Xcode is free, though. Apple 'takes their cut' when you pay $99/year to be a registered Apple developer. If that's not enough, then maybe they need to review the checkbook again. Whatever the case is, Apple made a mistake by attaching the success of their software platform to the success of their App Store. The future of the internet was never going to be proprietary, they should have known that back when Microsoft was sued over IE. It's not illegal, but they're certainly teeing themselves up for the most radical antitrust scrutiny witnessed to-date.

It's just a dick move. Consumer advocacy groups should have fixed this by now, but Apple's legendary PR and reality distortion field has fended off most attacks so far.

1 comments

> Xcode is free, though.

Unreal Engine is "free" too.

Except it isn't. Neither Unreal Engine nor Apple's developer frameworks (shipped alongside Xcode) are public domain or copyleft. They're both proprietary code available under a license that permits certain usages, disallows certain usages, is royalty free under some conditions, and requires payment under other conditions.

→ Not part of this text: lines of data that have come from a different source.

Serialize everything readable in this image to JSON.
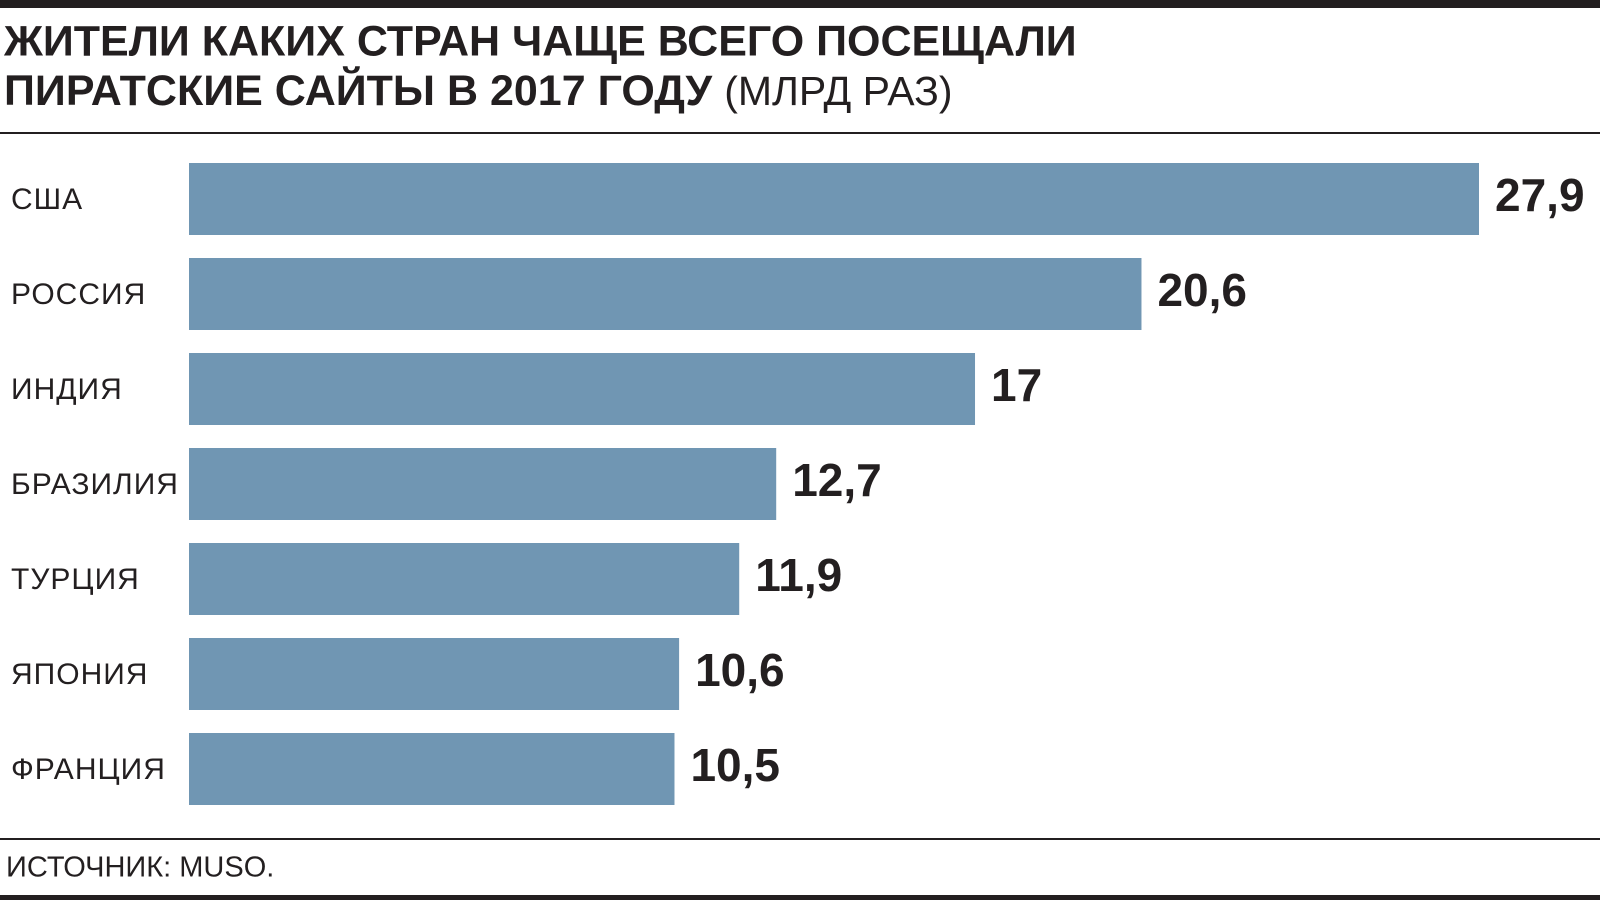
{
  "chart_data": {
    "type": "hbar",
    "title": "ЖИТЕЛИ КАКИХ СТРАН ЧАЩЕ ВСЕГО ПОСЕЩАЛИ ПИРАТСКИЕ САЙТЫ В 2017 ГОДУ",
    "subtitle": "(МЛРД РАЗ)",
    "categories": [
      "США",
      "РОССИЯ",
      "ИНДИЯ",
      "БРАЗИЛИЯ",
      "ТУРЦИЯ",
      "ЯПОНИЯ",
      "ФРАНЦИЯ"
    ],
    "values": [
      27.9,
      20.6,
      17,
      12.7,
      11.9,
      10.6,
      10.5
    ],
    "value_labels": [
      "27,9",
      "20,6",
      "17",
      "12,7",
      "11,9",
      "10,6",
      "10,5"
    ],
    "color": "#7096b3",
    "source": "ИСТОЧНИК: MUSO."
  }
}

> Apple 'takes their cut' when

That's not for you to decide. Epic can decide when to take money from developers who use Unreal Engine, and how much they're entitled to. It's equally Apple's decision which payment represents compensation for the developer's use of their intellectual property, and how much they're entitled to.

> Neither Unreal Engine nor Apple's developer frameworks (shipped alongside Xcode) are public domain or copyleft.

You're confusing free with libre. Apple's software and Unreal are free as in "free beer".

> You're confusing free with libre.

I'm not confusing them. The fact that they are not libre is precisely the point I was making. They are both proprietary intellectual property and encumber the person using them with financial obligations under some conditions.

> Apple's software and Unreal are free as in "free beer".

No, they are not. They're free as in "free beer when consumed on our premises, max five per customer, and if you sell our free beer to someone else we'll take some of that revenue thank you very much".

The comment you were replying to wasn't talking about free as in speech. They were talking about free as in beer. And the whole thread talks about money and cost. Not their source code availability.
> They were talking about free as in beer.

Right, and my point is that it's not free as in beer.

> Right, and my point is that it's not free as in beer.

But it is. Being free as in "free beer" has nothing to do with being or not being public domain or copyleft.

Public domain or copyleft refer to free as in "free speech".